Granted, there’s not a lot of explosive material in here. These are people who were blessed to have been an integral part of it all, and, as such, their memories tend to fall frequently back onto fonder days and funnier antics. But if you look closely and listen, you’ll see that none of them can quantify why a monster who can weave dreams truly scared so many people: instead, they each have their suspicions, and while some of them align or overlap with one another it’s pretty clear to me that the formula for Freddy’s enduring success remains almost as much a mystery as he does. There’s one part inspiration, two parts execution, a dash of creative marketing, a few teaspoons of dramatic license, etc. … but no one knows for sure how it’ll all taste once it’s been stirred up, tossed into Hell, and baked.
You’re still out there, Freddy, despite your final nightmare and even your new nightmare. You’ll rise again, even though Jason thought he put you down, and you’ll scare everyone once more. I know you’re just biding your time. We’ll never be ready for you … as that would take all the fun from our relationship.
God speed, Freddy. God speed.
NEVER SLEEP AGAIN: THE ELM STREET LEGACY is produced by 1428 Films and Panic Productions. DVD distribution is being handled by RLJ Entertainment and Image Entertainment. As for the technical specifications, the highest quality sight and sound help deliver this grand tour of the NIGHTMARE ON ELM STREET franchise. And if you want special features, then look no further: not only do you have the four-hour documentary but also there’s a four-hour audio commentary track with multiple guests! Additionally, the second disc includes a bevy of shorts involving the Elm Street productions beyond the screen (Freddy’s appeared in comics and novels) and some other stuff that should keep one interested for quite some time.

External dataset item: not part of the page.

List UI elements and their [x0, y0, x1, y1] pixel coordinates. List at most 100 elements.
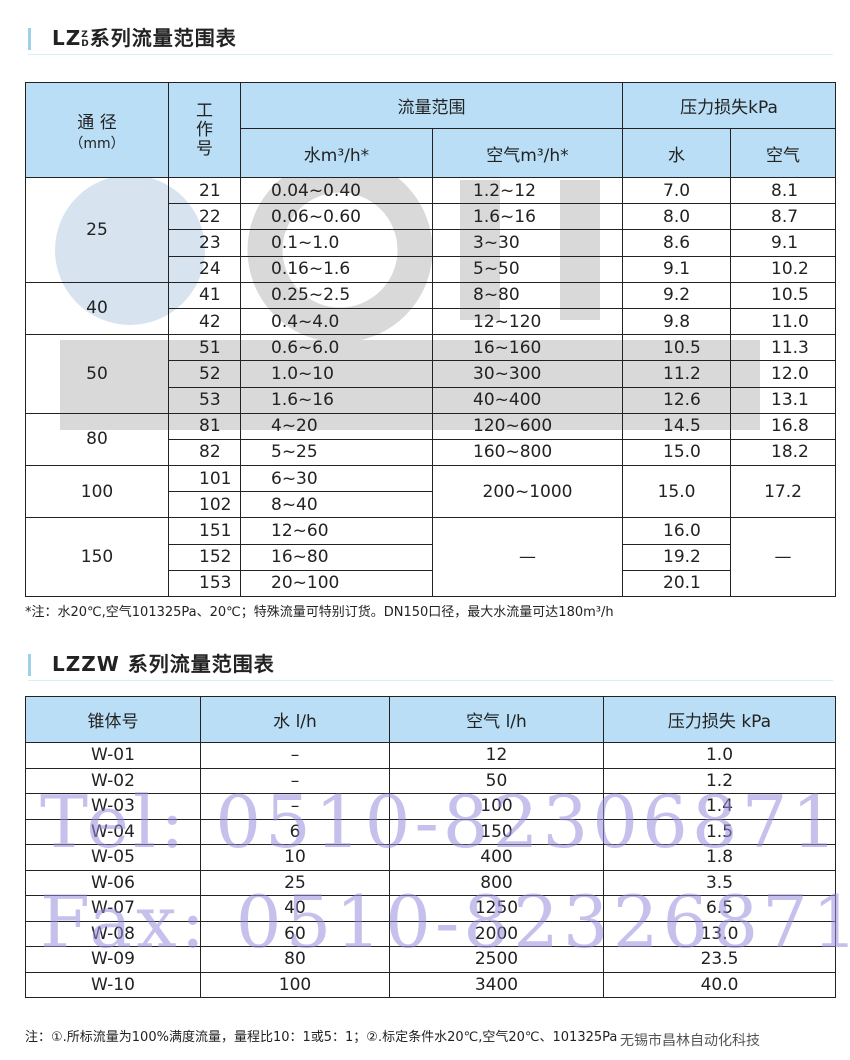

HIGHEST RECOMMENDATION POSSIBLE. Practically exhaustive in behind-the-scenes details, NEVER SLEEP AGAIN: THE ELM STREET LEGACY is exactly what one thinks it should be – a celebration of all things Freddy Krueger. This nearly four-hour production includes interviews from nearly every major participant in the franchise – major cast as well as crew – and the people offer up not only personal reflections of their specific contribution to the films but also theorize about the villain’s ongoing legacy, speculate on the mythology, and recall what it was like to be there up-close-and-personal when a monster first awoke the masses. Well done, indeed!
In the interests of fairness, I’m pleased to disclose that the fine folks at RLJ Entertainment and Image Entertainment provided me with a DVD copy of NEVER SLEEP AGAIN: THE ELM STREET LEGACY by request for the expressed purposes of completing this review.